BERITA TERKINI
Komisi VIII DPR Dorong Pemerintah Perkuat Diplomasi demi Kelancaran Haji 2026

Komisi VIII DPR Dorong Pemerintah Perkuat Diplomasi demi Kelancaran Haji 2026

Anggota Komisi VIII DPR RI Muhamad Abdul Azis Sefudin mendorong pemerintah memaksimalkan jalur diplomasi untuk memastikan penyelenggaraan ibadah haji 2026 berjalan lancar di tengah memanasnya situasi geopolitik di Timur Tengah.

Azis menilai eskalasi konflik di kawasan tersebut berpotensi berdampak pada pelaksanaan haji 2026. Karena itu, ia meminta pemerintah menyiapkan langkah mitigasi sekaligus memperkuat diplomasi internasional.

“Saya juga mendorong pemerintah untuk segera melakukan diplomasi luar negeri. Kita tahu bahwa haji ini bukan hanya Indonesia yang melaksanakan ibadah haji, tetapi seluruh umat Islam di dunia,” kata Azis saat dihubungi, Rabu, 11 Maret 2026.

Menurutnya, forum negara-negara Islam perlu berperan lebih aktif untuk mendorong terciptanya stabilitas kawasan menjelang pelaksanaan ibadah haji.
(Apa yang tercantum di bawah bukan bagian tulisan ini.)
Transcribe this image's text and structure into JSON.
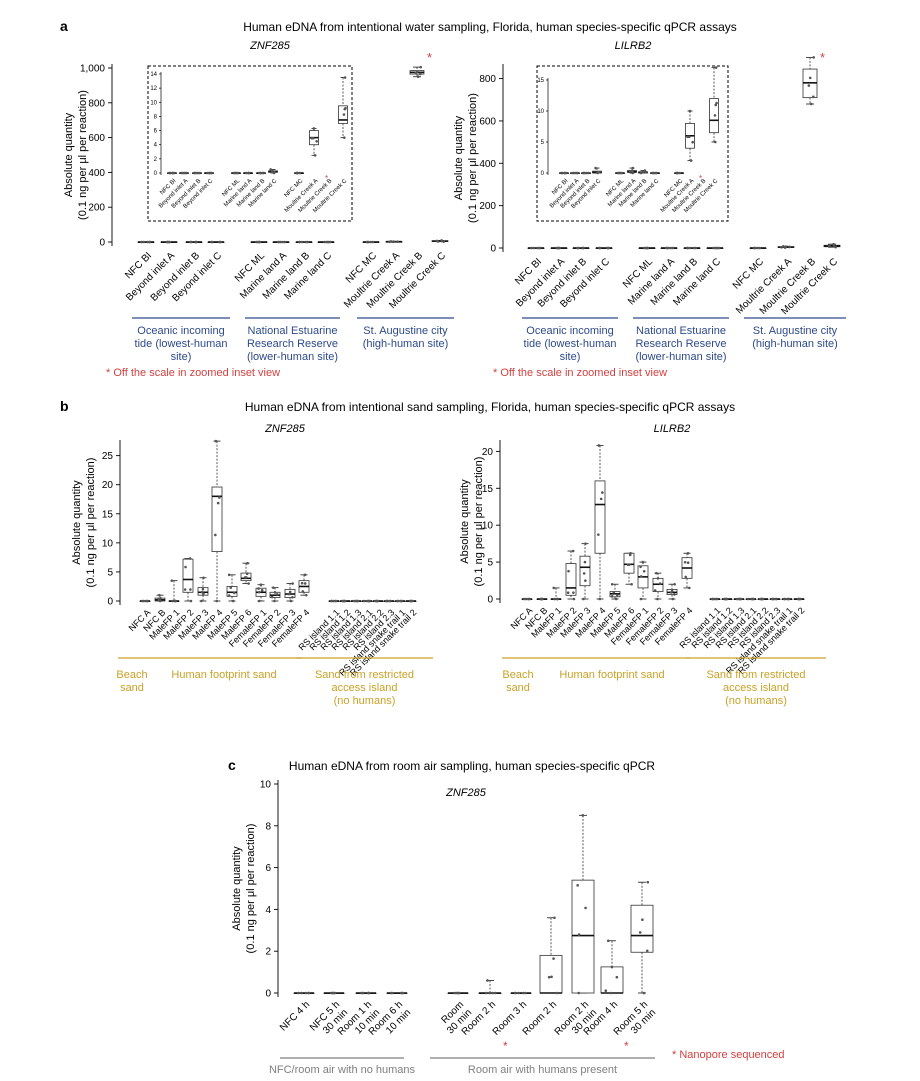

Ia menilai negara-negara anggota Organisasi Kerja Sama Islam (OKI), yang mayoritas akan mengirimkan jemaah haji, memiliki kepentingan yang sama untuk memastikan situasi keamanan di Timur Tengah tetap kondusif selama musim haji.
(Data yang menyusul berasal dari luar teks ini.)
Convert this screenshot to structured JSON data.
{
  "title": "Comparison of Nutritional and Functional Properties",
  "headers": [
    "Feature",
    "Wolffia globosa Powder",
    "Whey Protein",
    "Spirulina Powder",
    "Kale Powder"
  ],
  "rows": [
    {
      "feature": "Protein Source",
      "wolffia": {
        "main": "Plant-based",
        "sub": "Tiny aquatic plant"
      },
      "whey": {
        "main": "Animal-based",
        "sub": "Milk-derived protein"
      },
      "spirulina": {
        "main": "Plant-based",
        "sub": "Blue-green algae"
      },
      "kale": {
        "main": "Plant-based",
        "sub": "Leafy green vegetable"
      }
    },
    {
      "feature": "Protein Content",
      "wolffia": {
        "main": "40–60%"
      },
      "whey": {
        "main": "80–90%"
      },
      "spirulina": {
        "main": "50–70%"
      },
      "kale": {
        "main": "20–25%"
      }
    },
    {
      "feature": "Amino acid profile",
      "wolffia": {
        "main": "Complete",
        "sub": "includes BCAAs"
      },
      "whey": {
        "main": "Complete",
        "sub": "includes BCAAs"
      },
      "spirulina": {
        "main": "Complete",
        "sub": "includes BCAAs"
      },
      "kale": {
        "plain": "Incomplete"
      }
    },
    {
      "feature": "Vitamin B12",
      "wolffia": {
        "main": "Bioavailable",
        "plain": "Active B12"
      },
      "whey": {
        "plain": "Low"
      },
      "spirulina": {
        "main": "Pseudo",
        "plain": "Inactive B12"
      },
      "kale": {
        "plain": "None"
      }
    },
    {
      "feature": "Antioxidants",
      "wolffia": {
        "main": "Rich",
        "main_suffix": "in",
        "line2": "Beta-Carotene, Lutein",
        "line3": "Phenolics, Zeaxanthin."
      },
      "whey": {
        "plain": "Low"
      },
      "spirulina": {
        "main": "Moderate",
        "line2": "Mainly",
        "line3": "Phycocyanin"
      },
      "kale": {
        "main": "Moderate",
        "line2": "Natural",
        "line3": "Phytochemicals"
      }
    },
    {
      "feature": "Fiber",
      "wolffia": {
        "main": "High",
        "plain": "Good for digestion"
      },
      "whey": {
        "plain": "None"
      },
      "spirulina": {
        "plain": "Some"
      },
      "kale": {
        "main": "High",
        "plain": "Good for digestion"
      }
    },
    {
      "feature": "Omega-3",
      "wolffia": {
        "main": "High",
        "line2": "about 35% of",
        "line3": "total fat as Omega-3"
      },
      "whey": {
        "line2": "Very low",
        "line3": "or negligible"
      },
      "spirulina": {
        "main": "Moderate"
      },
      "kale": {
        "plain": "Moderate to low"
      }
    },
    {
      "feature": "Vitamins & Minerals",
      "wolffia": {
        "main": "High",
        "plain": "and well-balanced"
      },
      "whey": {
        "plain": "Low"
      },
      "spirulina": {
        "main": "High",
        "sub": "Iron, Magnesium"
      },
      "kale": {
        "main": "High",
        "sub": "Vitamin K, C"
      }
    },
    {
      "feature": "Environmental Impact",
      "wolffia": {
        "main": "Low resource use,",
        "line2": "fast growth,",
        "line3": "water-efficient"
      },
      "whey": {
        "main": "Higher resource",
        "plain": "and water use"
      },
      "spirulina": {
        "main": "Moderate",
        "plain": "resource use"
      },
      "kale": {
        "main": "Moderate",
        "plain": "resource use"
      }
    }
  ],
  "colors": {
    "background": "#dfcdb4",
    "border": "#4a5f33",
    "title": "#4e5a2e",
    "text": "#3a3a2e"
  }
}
Azis berharap dorongan diplomasi kolektif dari negara-negara Islam dapat menghasilkan titik temu yang mendorong perdamaian di kawasan konflik. Ia juga mendorong adanya upaya mediasi atau dorongan perdamaian melalui jalur OKI.

“Negara-negara muslim yang akan melaksanakan ibadah haji perlu mendorong adanya titik temu perdamaian. Dengan begitu, semua negara anggota OKI dapat memastikan warganya bisa melaksanakan ibadah haji tahun ini dengan baik dan lancar,” jelasnya.

Selain diplomasi, Azis menekankan pentingnya pemerintah menyiapkan berbagai langkah antisipasi terhadap kemungkinan terburuk apabila eskalasi konflik meningkat menjelang musim haji, demi keselamatan seluruh jemaah haji Indonesia.

“Diplomasi harus ditempuh, mitigasi harus disiapkan, sehingga warga negara kita yang akan melaksanakan ibadah haji bisa berangkat dan menjalankan ibadah dengan aman,” katanya.